Hello Martin,

i agree with the others that MS Word might not be the best choice. Why not use a custom plugin for oXygen’s author via plugin-builder<>. Customising it for the projects needs (see here<>) was very quick and painless. In combination with Github we have thus created a dual stream proofreading environment. From zero to Github and xml took students hours instead of days.

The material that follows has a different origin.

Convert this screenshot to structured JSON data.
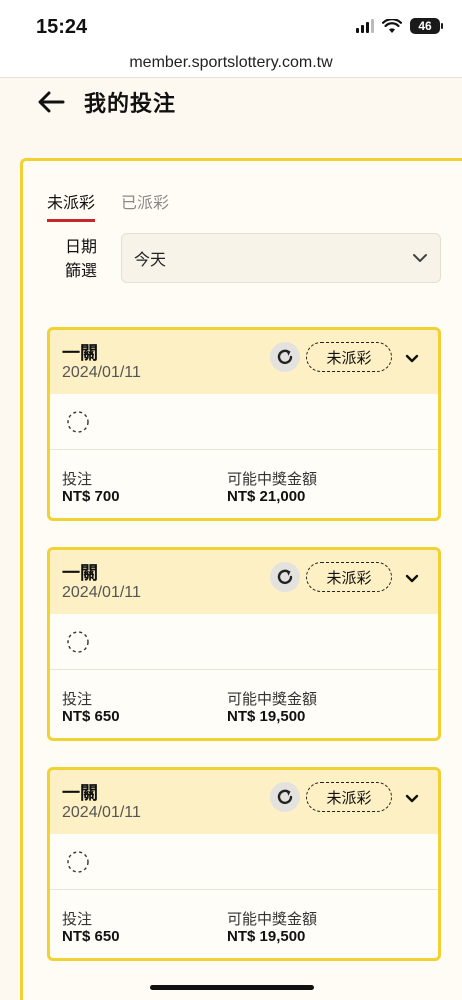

You can see my instructions to the students (with just a  single proofing stream) here<>.

The good:
- Allow students familiar with xml to work in the environment of their choice (even WORD or EXCEL).
- Use oxygen author for UI only editing, while limiting the amount of *damage* that students can do.
- Let Github handle the highlighting of conflicts, and progress tracking.
- consistent markup
- very fast results

The bad
- not much
- very first round of pull requests are bit of a mess.
- installing software can be hard.
- about two full days to of prep work splitting xml into editable chunks, adding icons to the plugin and some css.
- i don’t like author mode


On 27. Apr 2017, at 01:09, Martin Mueller <[log in to unmask]<mailto:[log in to unmask]>> wrote:

I’m not sure whether this is a sensible question to ask, but I’ll ask it anyhow.

This summer we’ll have a number of undergraduate curators of TCP texts fixing this and that, mainly incompletely transcribed words, but sometimes longer stretches of text or whole pages.

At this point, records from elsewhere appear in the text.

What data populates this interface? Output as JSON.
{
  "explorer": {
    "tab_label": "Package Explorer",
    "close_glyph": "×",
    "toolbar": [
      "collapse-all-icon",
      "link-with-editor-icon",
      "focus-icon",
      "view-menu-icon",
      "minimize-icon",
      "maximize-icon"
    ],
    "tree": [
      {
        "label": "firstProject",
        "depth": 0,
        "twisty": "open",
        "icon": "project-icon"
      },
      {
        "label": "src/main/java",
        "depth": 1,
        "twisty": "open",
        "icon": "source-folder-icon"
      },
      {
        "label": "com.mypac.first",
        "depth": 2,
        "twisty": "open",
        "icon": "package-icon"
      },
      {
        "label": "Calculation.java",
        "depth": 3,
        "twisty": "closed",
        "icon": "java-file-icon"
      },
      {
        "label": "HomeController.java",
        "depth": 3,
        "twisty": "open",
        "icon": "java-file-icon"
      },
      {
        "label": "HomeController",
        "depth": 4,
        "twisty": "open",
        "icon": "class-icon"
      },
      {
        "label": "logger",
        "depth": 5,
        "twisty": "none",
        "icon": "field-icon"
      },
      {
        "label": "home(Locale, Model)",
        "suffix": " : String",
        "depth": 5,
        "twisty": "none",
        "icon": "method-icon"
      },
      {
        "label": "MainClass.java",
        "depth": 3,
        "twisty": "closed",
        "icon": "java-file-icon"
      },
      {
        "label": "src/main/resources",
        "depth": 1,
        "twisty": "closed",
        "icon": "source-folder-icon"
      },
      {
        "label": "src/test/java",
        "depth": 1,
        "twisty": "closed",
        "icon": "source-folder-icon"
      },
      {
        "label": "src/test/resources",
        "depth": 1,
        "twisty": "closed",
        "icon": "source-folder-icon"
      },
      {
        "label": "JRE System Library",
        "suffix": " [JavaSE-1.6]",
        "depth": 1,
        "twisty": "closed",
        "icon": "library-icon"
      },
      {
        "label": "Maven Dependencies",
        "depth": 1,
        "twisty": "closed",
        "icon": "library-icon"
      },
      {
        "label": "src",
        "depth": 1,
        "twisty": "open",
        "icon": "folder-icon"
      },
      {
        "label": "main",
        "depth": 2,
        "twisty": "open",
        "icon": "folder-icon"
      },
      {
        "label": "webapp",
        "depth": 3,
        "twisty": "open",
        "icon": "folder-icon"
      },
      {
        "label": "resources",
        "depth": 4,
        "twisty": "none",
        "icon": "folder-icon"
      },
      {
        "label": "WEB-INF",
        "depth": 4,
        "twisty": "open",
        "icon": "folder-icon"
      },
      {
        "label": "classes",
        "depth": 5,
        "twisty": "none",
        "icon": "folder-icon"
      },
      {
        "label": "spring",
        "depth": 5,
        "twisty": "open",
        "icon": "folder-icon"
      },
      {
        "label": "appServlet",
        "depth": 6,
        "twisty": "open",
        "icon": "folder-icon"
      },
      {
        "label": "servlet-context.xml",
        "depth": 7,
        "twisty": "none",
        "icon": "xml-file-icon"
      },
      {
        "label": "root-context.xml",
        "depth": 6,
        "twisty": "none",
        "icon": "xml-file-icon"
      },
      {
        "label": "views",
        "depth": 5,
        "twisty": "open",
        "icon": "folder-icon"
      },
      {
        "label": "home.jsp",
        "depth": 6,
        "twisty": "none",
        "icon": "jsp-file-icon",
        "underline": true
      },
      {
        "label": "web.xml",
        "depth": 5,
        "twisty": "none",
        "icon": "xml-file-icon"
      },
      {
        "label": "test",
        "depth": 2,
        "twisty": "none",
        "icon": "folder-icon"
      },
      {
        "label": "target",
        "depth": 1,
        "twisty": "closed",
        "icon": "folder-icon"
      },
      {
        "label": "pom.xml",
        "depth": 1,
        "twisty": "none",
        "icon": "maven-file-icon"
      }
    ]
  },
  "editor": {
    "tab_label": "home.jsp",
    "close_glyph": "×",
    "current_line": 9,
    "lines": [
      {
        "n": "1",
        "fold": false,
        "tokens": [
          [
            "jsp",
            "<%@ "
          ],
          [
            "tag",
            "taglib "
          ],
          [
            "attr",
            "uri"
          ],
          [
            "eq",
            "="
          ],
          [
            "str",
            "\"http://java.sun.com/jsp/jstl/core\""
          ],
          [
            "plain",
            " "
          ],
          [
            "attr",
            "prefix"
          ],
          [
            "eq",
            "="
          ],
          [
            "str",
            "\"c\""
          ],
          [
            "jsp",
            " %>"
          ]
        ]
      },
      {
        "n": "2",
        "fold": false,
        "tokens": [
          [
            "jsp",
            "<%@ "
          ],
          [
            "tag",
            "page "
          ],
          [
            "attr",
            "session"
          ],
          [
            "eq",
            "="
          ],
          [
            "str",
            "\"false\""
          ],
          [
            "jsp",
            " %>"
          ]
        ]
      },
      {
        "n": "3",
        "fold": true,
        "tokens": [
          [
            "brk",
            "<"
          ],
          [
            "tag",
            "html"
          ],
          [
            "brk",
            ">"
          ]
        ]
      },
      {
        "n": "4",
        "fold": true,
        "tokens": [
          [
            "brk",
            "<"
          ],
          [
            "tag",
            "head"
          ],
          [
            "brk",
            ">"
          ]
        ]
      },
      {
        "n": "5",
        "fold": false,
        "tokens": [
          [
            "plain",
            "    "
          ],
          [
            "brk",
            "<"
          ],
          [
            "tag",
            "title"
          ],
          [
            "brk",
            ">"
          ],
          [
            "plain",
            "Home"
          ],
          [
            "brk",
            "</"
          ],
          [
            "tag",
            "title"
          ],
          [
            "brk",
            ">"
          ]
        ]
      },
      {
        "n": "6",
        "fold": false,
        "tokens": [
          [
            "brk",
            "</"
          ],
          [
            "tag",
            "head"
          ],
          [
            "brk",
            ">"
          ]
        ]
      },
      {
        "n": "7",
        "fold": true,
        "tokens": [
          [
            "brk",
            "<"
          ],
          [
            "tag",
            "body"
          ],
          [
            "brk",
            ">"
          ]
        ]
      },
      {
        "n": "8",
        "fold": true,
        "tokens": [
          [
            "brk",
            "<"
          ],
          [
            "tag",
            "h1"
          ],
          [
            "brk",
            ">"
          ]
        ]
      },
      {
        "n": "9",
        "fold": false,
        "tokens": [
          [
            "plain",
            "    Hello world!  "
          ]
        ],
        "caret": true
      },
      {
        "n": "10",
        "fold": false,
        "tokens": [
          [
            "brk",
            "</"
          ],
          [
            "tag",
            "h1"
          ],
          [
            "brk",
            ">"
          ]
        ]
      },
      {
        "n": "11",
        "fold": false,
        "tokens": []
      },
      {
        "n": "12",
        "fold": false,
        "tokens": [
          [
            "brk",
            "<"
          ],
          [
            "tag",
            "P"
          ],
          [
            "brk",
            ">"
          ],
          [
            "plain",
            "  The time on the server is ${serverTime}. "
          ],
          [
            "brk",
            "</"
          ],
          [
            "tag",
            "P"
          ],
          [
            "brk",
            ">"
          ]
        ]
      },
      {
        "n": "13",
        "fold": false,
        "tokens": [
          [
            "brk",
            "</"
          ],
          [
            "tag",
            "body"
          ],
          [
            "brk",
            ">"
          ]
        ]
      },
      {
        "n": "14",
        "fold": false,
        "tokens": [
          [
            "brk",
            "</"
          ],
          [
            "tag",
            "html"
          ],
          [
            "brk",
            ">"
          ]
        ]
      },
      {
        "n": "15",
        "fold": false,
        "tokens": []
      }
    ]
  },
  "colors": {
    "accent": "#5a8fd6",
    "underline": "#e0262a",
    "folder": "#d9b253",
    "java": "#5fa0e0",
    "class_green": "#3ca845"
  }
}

So we’ll some transcription platform in addition to an eXist site at<>,  where single words can be fixed by changing the value of the content to of a <w> element, mercifully invisible to the user.

If you believe that the best tool is the tool you know best, you’d try to figure out whether undergraduates could do this work using Microsoft Word with a set of styles that subsequently support the automatic transformation of the Microsoft word passages into XML fragments that can be fitted into the TCP transcriptions.

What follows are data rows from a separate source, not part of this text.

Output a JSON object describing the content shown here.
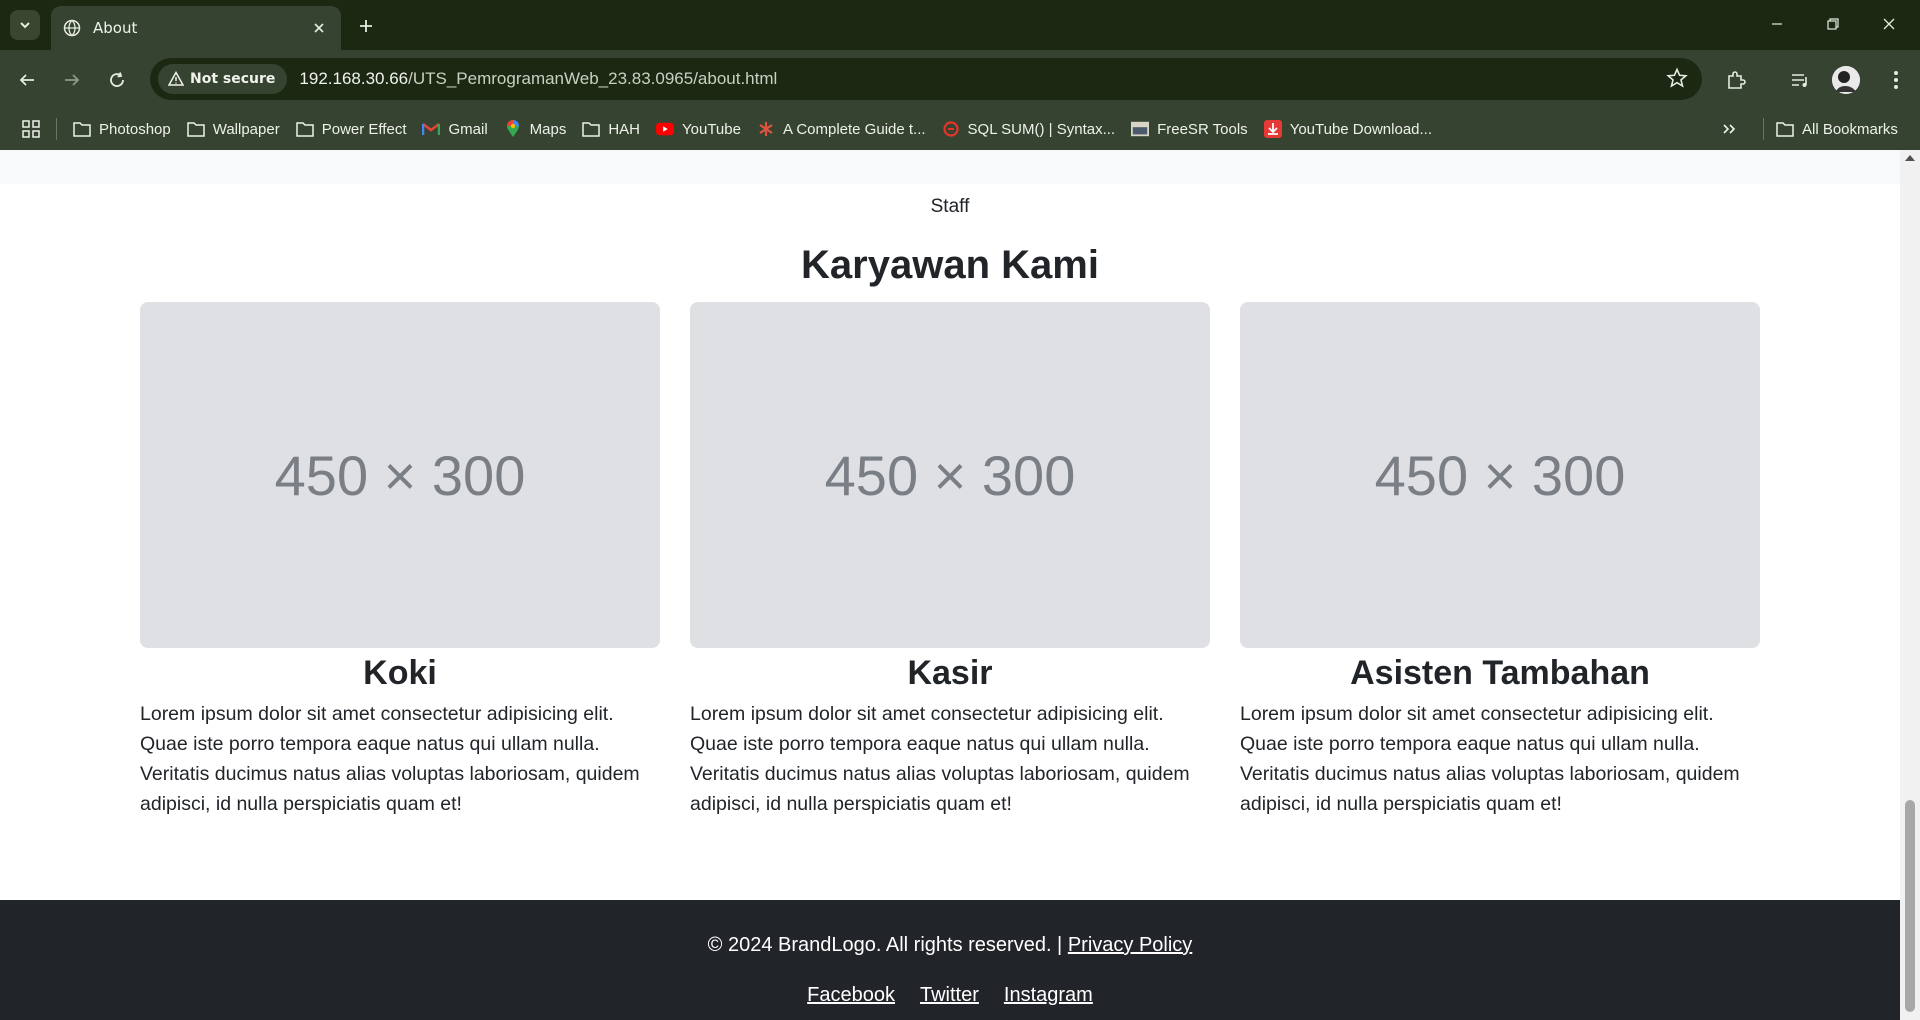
{
  "browser": {
    "tab_title": "About",
    "security_label": "Not secure",
    "url_host": "192.168.30.66",
    "url_path": "/UTS_PemrogramanWeb_23.83.0965/about.html",
    "bookmarks": [
      {
        "label": "Photoshop",
        "icon": "folder-icon"
      },
      {
        "label": "Wallpaper",
        "icon": "folder-icon"
      },
      {
        "label": "Power Effect",
        "icon": "folder-icon"
      },
      {
        "label": "Gmail",
        "icon": "gmail-icon"
      },
      {
        "label": "Maps",
        "icon": "maps-icon"
      },
      {
        "label": "HAH",
        "icon": "folder-icon"
      },
      {
        "label": "YouTube",
        "icon": "youtube-icon"
      },
      {
        "label": "A Complete Guide t...",
        "icon": "asterisk-icon"
      },
      {
        "label": "SQL SUM() | Syntax...",
        "icon": "sql-site-icon"
      },
      {
        "label": "FreeSR Tools",
        "icon": "freesr-icon"
      },
      {
        "label": "YouTube Download...",
        "icon": "download-icon"
      }
    ],
    "all_bookmarks_label": "All Bookmarks"
  },
  "page": {
    "section_subtitle": "Staff",
    "section_title": "Karyawan Kami",
    "cards": [
      {
        "image_label": "450 × 300",
        "title": "Koki",
        "text": "Lorem ipsum dolor sit amet consectetur adipisicing elit. Quae iste porro tempora eaque natus qui ullam nulla. Veritatis ducimus natus alias voluptas laboriosam, quidem adipisci, id nulla perspiciatis quam et!"
      },
      {
        "image_label": "450 × 300",
        "title": "Kasir",
        "text": "Lorem ipsum dolor sit amet consectetur adipisicing elit. Quae iste porro tempora eaque natus qui ullam nulla. Veritatis ducimus natus alias voluptas laboriosam, quidem adipisci, id nulla perspiciatis quam et!"
      },
      {
        "image_label": "450 × 300",
        "title": "Asisten Tambahan",
        "text": "Lorem ipsum dolor sit amet consectetur adipisicing elit. Quae iste porro tempora eaque natus qui ullam nulla. Veritatis ducimus natus alias voluptas laboriosam, quidem adipisci, id nulla perspiciatis quam et!"
      }
    ]
  },
  "footer": {
    "copyright": "© 2024 BrandLogo. All rights reserved. |",
    "privacy_link": "Privacy Policy",
    "social_links": [
      "Facebook",
      "Twitter",
      "Instagram"
    ]
  },
  "colors": {
    "chrome_dark": "#1d2813",
    "chrome_mid": "#364330",
    "footer_bg": "#212529",
    "placeholder_bg": "#dee0e4"
  }
}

Is that a plausible scenario and has something like that been done? TCP encoding is quite sparse. Text is either marked (inside <hi>) or unmarked, and the transcription is silent about what the unmarked state is.  My rough guess is that a dozen elements will cover the vast majority of cases.

The Folger Library has an attractive Web-based tool for manuscript transcription that can probably be adjusted with little trouble.

The students will be in residence for six weeks, and it may be that we should teach them encoding with oXygen. Some of them may love it, others may hate it.

I’d be grateful for advice and practical war stories about what does and does not work.